Review of Financial Statements
Conducting a review of the listed company’s financial statements allows the assurance practitioner to offer limited assurance, as the level of analysis and engagement with financial data is not as comprehensive as that of the auditing process.
It is standard practice in Australia for listed companies to release half-yearly financial reports, and for these reports to be reviewed by an assurance practitioner who will later audit the end of year financial statements of that company. A review of these reports enables the reviewed to issue shareholders a conclusion about whether or not the reports offer a fair and truthful view of the company’s financial position.
In essence, the review process is limited to providing limited assurance, as the level of scrutiny placed on the relevant financial data is not as comprehensive as required for a statement of reasonable or absolute assurance.
Audit of Financial Statements
The auditing process involves a highly-detailed and comprehensive level of analysis and evidence gathering designed to substantiate or disconfirm the information contained within a company’s financial statements. This constitutes a process of reasonable assurance, and upon the conclusion of an audit, shareholders will have a reasonable view of the facts relating to their company’s financial position.
Auditors are engaged to deliver their professional opinion on the fairness and truthfulness of the company’s financial statements, and to offer shareholders reasonable assurance if the appropriate conditions are met.
In Australia, auditing of financial statements is conducted in line with the appropriate legislation, as well as the accounting standards set by the industry peak body.

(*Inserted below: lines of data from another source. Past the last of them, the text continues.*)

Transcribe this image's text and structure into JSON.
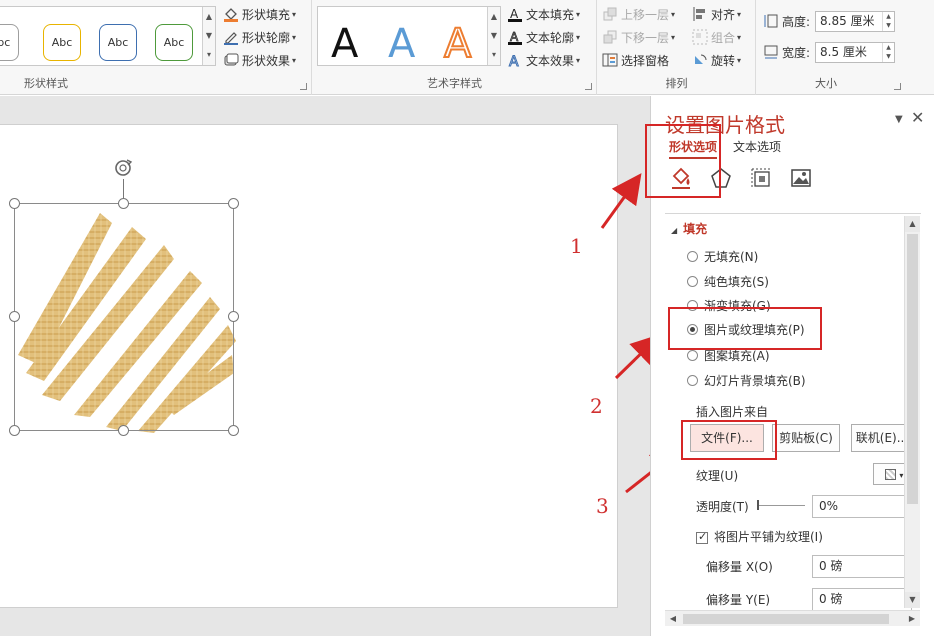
{
  "ribbon": {
    "shape_styles": {
      "label": "形状样式",
      "samples": [
        "Abc",
        "Abc",
        "Abc",
        "Abc"
      ],
      "sample_colors": [
        "#9e9e9e",
        "#e8b400",
        "#3e6fb0",
        "#4e9a3b"
      ],
      "fill": "形状填充",
      "outline": "形状轮廓",
      "effects": "形状效果"
    },
    "wordart": {
      "label": "艺术字样式",
      "letters": [
        "A",
        "A",
        "A"
      ],
      "letter_colors": [
        "#111111",
        "#5b9bd5",
        "#ed7d31"
      ],
      "text_fill": "文本填充",
      "text_outline": "文本轮廓",
      "text_effects": "文本效果"
    },
    "arrange": {
      "label": "排列",
      "bring_forward": "上移一层",
      "send_backward": "下移一层",
      "selection_pane": "选择窗格",
      "align": "对齐",
      "group": "组合",
      "rotate": "旋转"
    },
    "size": {
      "label": "大小",
      "height_label": "高度:",
      "height_value": "8.85 厘米",
      "width_label": "宽度:",
      "width_value": "8.5 厘米"
    }
  },
  "annotations": [
    "1",
    "2",
    "3"
  ],
  "pane": {
    "title": "设置图片格式",
    "tabs": [
      "形状选项",
      "文本选项"
    ],
    "icons": [
      "fill-line-icon",
      "effects-pentagon-icon",
      "size-properties-icon",
      "picture-icon"
    ],
    "section": "填充",
    "fill_options": [
      {
        "label": "无填充(N)",
        "selected": false
      },
      {
        "label": "纯色填充(S)",
        "selected": false
      },
      {
        "label": "渐变填充(G)",
        "selected": false
      },
      {
        "label": "图片或纹理填充(P)",
        "selected": true
      },
      {
        "label": "图案填充(A)",
        "selected": false
      },
      {
        "label": "幻灯片背景填充(B)",
        "selected": false
      }
    ],
    "insert_from_label": "插入图片来自",
    "file_button": "文件(F)...",
    "clipboard_button": "剪贴板(C)",
    "online_button": "联机(E)...",
    "texture_label": "纹理(U)",
    "transparency_label": "透明度(T)",
    "transparency_value": "0%",
    "tile_label": "将图片平铺为纹理(I)",
    "tile_checked": true,
    "offset_x_label": "偏移量 X(O)",
    "offset_x_value": "0 磅",
    "offset_y_label": "偏移量 Y(E)",
    "offset_y_value": "0 磅"
  },
  "colors": {
    "accent": "#c0392b",
    "annotation": "#d62626",
    "texture": "#d9b46a"
  }
}
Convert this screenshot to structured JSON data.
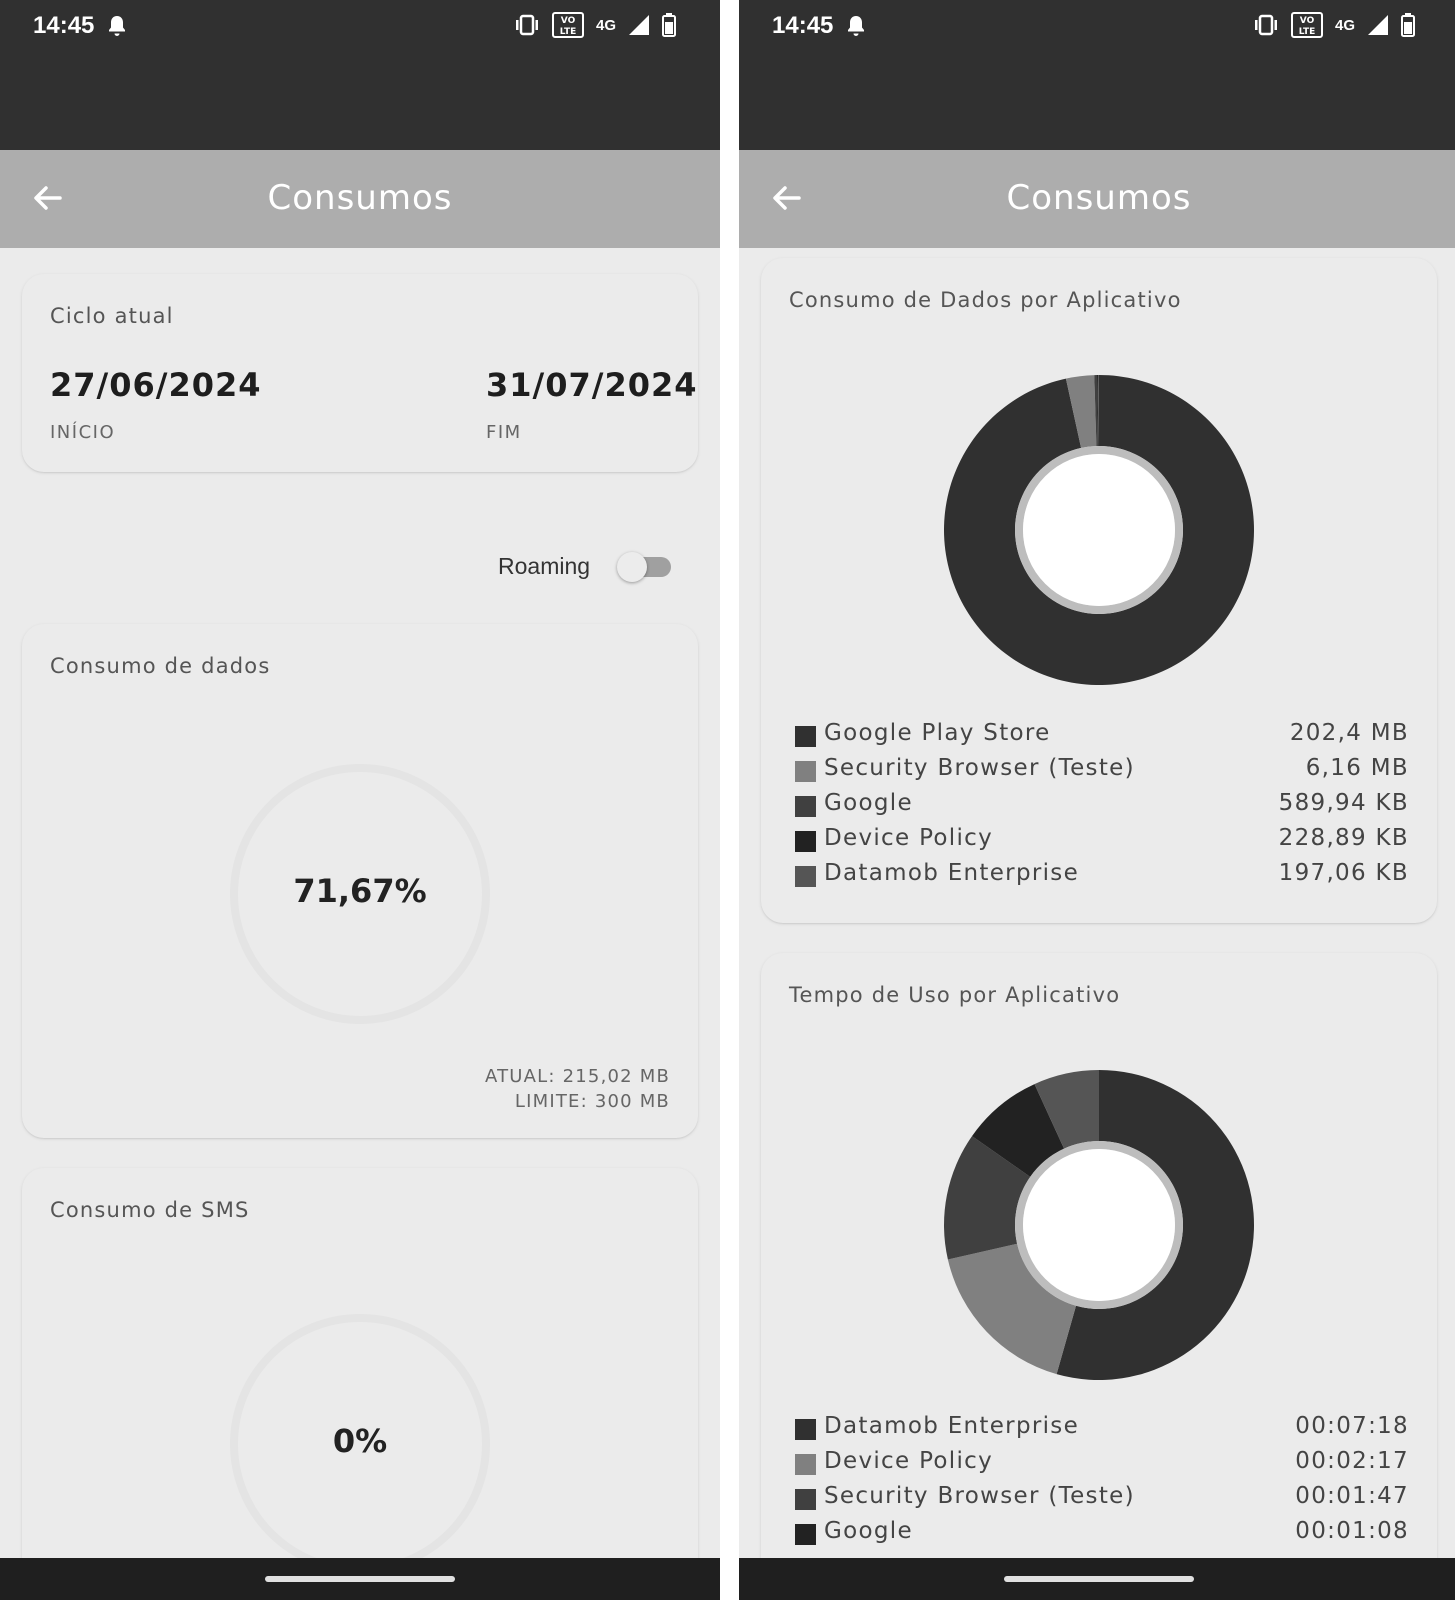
{
  "status_bar": {
    "time": "14:45",
    "network": "4G",
    "volte": "VO LTE"
  },
  "app_bar": {
    "title": "Consumos"
  },
  "ciclo": {
    "title": "Ciclo atual",
    "start_date": "27/06/2024",
    "start_caption": "INÍCIO",
    "end_date": "31/07/2024",
    "end_caption": "FIM"
  },
  "roaming": {
    "label": "Roaming",
    "enabled": false
  },
  "dados": {
    "title": "Consumo de dados",
    "percent_label": "71,67%",
    "percent": 71.67,
    "atual_label": "ATUAL:",
    "atual_value": "215,02 MB",
    "limite_label": "LIMITE:",
    "limite_value": "300 MB"
  },
  "sms": {
    "title": "Consumo de SMS",
    "percent_label": "0%",
    "percent": 0
  },
  "colors": {
    "status_bar": "#303030",
    "app_bar": "#adadad",
    "background": "#ebebeb",
    "chart_dark": "#303030",
    "chart_mid": "#808080",
    "chart_gray": "#404040",
    "chart_black": "#222222",
    "chart_slate": "#555555"
  },
  "chart_data": [
    {
      "type": "pie",
      "title": "Consumo de Dados por Aplicativo",
      "categories": [
        "Google Play Store",
        "Security Browser (Teste)",
        "Google",
        "Device Policy",
        "Datamob Enterprise"
      ],
      "value_labels": [
        "202,4 MB",
        "6,16 MB",
        "589,94 KB",
        "228,89 KB",
        "197,06 KB"
      ],
      "values": [
        202.4,
        6.16,
        0.59,
        0.229,
        0.197
      ],
      "unit": "MB",
      "colors": [
        "#303030",
        "#808080",
        "#404040",
        "#222222",
        "#555555"
      ],
      "legend": "bottom"
    },
    {
      "type": "pie",
      "title": "Tempo de Uso por Aplicativo",
      "categories": [
        "Datamob Enterprise",
        "Device Policy",
        "Security Browser (Teste)",
        "Google"
      ],
      "value_labels": [
        "00:07:18",
        "00:02:17",
        "00:01:47",
        "00:01:08"
      ],
      "values": [
        438,
        137,
        107,
        68,
        55
      ],
      "unit": "s",
      "colors": [
        "#303030",
        "#808080",
        "#404040",
        "#222222",
        "#555555"
      ],
      "legend": "bottom"
    }
  ]
}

This ensures that the audit process is consistent, independent, and constitutes a reflection of best practice as determined by the peak body. These requirements enable the assurance process to continue by providing transparency and consistency that shareholders can rely on form judgements about their company.
Australian laws require listed companies to have their full-year financial statements audited by an approved, independent auditor. This requirement is not limited to listed companies, and other entities and organizations are also subject to regular auditing by law to provide assurance for relevant stakeholders.
Bear in mind that the level of assurance obtained from the auditing of financial statements is reasonable assurance, because an audit is a standardized procedure and therefore cannot apply to each and every transaction and action of each company. There are operational and functional differences between companies that result in the standardized audit procedure being unable to test each and every component of an individual entity’s financial position. Additionally, estimates and judgements are made in financial statements. That is, there are estimates present which cannot be verified discretely or exactly, and may be dependent on future events.
For listed companies, the auditor is usually appointed by an audit committee. The audit committee may consult the auditor at various points throughout the year to obtain their professional advice on matters such as risk, scheduling, and financial reporting. Auditors findings from previous years may be subject to ongoing examination, for example, in light of an event forecast by the auditor coming to fruition.
Once a audit of financial statements has been completed, the auditor usually produces a comprehensive and confidential report that is given to the audit committee. This enables them to form their own conclusions on the level of assurance provided by the audit, and any implications this may have for the board of directors and other shareholders.
It is standard practice in Australia for the appointed auditor to attend the Annual General Meeting of the listed company whose financial statements they have audited. This allows interested stakeholders to obtain any details they may require from the auditor, providing a useful means of clarifying specific elements of the audit and implications thereof.